Elisabeth sourit sans comprendre puis baissa la tête en apercevant les gros yeux de sa grand-mère.

‒ Tu as fini, tu peux te lever de table, dit-elle sèchement Je t’ai mis des pelures de côté dans la cuisine, pour les lapins. Dimanche prochain, ton oncle Marius vient. Nous ferons  un bon souper en son honneur. »

Elisabeth remercia sa grand-mère, fit une petite révérence à son grand-père qui répondit d’un clin d’œil et quitta la salle à manger. Du couloir, elle entendit sa grand-mère houspiller son mari pour sa vulgarité.

‒ Vu le temps qu’elle passe avec ses lapins, elle va bien finir par comprendre les choses de la vie, rigola le grand-père. Et toi, Louise, tu ne fais pas tant ta mijaurée, une fois dans la chambre.

‒ Antoine, vraiment tu n’es pas sortable !

Le dimanche matin, Elisabeth fut réveillé en grande pompe par sa grand-mère.
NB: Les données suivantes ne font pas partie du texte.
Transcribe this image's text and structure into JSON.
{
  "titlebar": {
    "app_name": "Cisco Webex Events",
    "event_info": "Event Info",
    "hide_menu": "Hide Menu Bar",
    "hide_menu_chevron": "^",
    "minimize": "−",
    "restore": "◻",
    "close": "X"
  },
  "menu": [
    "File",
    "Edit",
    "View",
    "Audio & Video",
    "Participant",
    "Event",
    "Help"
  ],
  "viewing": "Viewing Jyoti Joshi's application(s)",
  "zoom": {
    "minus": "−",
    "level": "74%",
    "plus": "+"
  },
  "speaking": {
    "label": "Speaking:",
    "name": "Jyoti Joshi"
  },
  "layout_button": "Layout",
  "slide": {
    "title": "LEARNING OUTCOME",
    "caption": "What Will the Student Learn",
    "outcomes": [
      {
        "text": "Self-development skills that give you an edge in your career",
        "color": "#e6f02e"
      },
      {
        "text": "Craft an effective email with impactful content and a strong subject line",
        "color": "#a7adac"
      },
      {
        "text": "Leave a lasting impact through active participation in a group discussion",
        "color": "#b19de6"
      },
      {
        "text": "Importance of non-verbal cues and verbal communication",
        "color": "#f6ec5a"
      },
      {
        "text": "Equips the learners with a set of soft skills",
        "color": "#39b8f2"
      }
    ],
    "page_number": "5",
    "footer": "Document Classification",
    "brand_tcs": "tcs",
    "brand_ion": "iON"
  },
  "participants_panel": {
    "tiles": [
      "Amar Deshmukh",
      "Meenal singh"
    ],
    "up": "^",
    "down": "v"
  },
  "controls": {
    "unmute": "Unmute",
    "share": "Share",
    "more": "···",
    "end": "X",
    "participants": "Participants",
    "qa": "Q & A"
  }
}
Il fallait mettre ses plus beaux vêtements, bien se débarbouiller pour faire bonne impression à l´église.

‒ Je me doute bien que tu n’y as jamais mis les pieds, petite youpine. Es-tu seulement baptisée ? s’exclama t’elle en levant les bras au ciel. Mon Dieu, mon Dieu, je n’y avais même pas songé.  

Elle se signa avant de se pencher au-dessus de sa petite fille pour mieux lui attacher le col de sa robe. Elisabeth frissonna au contact de ses doigts glacés et osseux. Elle ne voulait pas y aller mais n’osait rien dire.

‒ N’oublie pas la génuflexion en entrant dans l’église. Et tu répondras « oui, mon père » si le curé s’adresse à toi.

‒ C’est ton papa ? s’écria Elisabeth avec étonnement.

‒ Quelle bécasse ! répondit la grand-mère en prenant appui sur l’épaule d’Elisabeth pour se redresser. Tu connais le père Marius ! C’est ton oncle, voyons !

Sans attendre de réponse, elle prit l’enfant par la main et la traina hors de la chambre sans cesser de parler. Elisabeth ne comprenait rien de toutes les recommandations que sa grand-mère radotait et n’avait qu’une envie, fuir au fond du jardin.

‒ Te rends-tu compte, Antoine, que cette petite n’est même pas baptisée ? C’est pour cela que sa mère est malade et que son frère est mort. Punition divine. Voilà ce que c’est que de vivre comme des païens !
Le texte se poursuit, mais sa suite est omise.